IPC in Linux

IPC refers to the mechanisms used for Interprocess Communication. In Linux, IPC comprises the following components.

1. Pipes and FIFOs

Pipes and pipe programming are covered in section 3.10.1 of Chap. 3. A pipe has aread end and a write end. A typical usage of pipe is to connect a pair of pipe writer and read processes. A pipe writer process writes data to a pipe and a reader process reads data form the pipe. Pipe write and read operations are synchronized by the pipe’s control mechanism. Unnamed pipes are for related processes. Named pipes are FIFOs, which can be used by unrelated processes. In Linux, pipe read operation is synchronous and blocking. The reader process waits if the pipe still has writer but no data.
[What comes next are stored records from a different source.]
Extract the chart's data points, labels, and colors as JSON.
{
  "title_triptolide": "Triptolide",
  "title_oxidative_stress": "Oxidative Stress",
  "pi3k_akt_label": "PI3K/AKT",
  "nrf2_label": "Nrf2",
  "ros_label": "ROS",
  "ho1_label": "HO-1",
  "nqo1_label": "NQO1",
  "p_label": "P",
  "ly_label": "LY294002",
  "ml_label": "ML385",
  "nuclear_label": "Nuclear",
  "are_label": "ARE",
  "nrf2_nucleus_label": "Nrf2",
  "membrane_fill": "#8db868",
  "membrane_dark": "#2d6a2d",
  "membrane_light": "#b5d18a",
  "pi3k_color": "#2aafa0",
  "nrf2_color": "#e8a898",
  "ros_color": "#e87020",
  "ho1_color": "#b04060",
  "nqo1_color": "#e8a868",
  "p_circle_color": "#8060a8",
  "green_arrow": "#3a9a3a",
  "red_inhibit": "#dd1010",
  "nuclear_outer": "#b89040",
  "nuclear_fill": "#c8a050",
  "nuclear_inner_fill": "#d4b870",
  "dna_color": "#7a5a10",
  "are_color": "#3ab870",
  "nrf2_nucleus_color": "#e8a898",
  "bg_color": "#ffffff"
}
If desired, pipe operations can be changed to nonblocking by the fcntl system call on pipe descriptors.

2. Signals

Processes may use the kill system call to send signals to other processes, which use signal catchers to handle the signals. A major weakness of using signals as IPC is that they can only be used as notifications, which do not contain any information contents.

3. System V IPC

Linux supports System V IPC, which include shared memory, semaphores and message queues. In Linux, System V IPC functions, such as shmat/shmdt for attaching/detaching shared memory, semget/ semop for getting/ operating on semaphores and msgsnd/msgrcv for sending/receiving messages are library wrapper functions, all of which issue the single ipc() system call to the Linux kernel. The implementation of ipc() is Linux specific, which may not be portable.

4. POSIX Message Queues

The POSIX standard (IEEE 1003.1-2001) defines an IPC mechanism based on message queues. They are similar to the System V IPC’s message queues but more general and portable.

5. Threads Synchronization Mechanisms

Linux dose not distinguish between processes and threads. In Linux, processes are threads sharing some common resources. If processes are created with the clone() system call with shared address space, they can communicate by shared memory using mutex and condition variables for synchroni­zation. Alternatively, regular processes can attach to a shared memory, allowing them to be synchronized as threads.

6. Sockets

Sockets are IPC mechanisms for process communication over networks. Sockets and network pro­gramming will be covered in Chap. 13.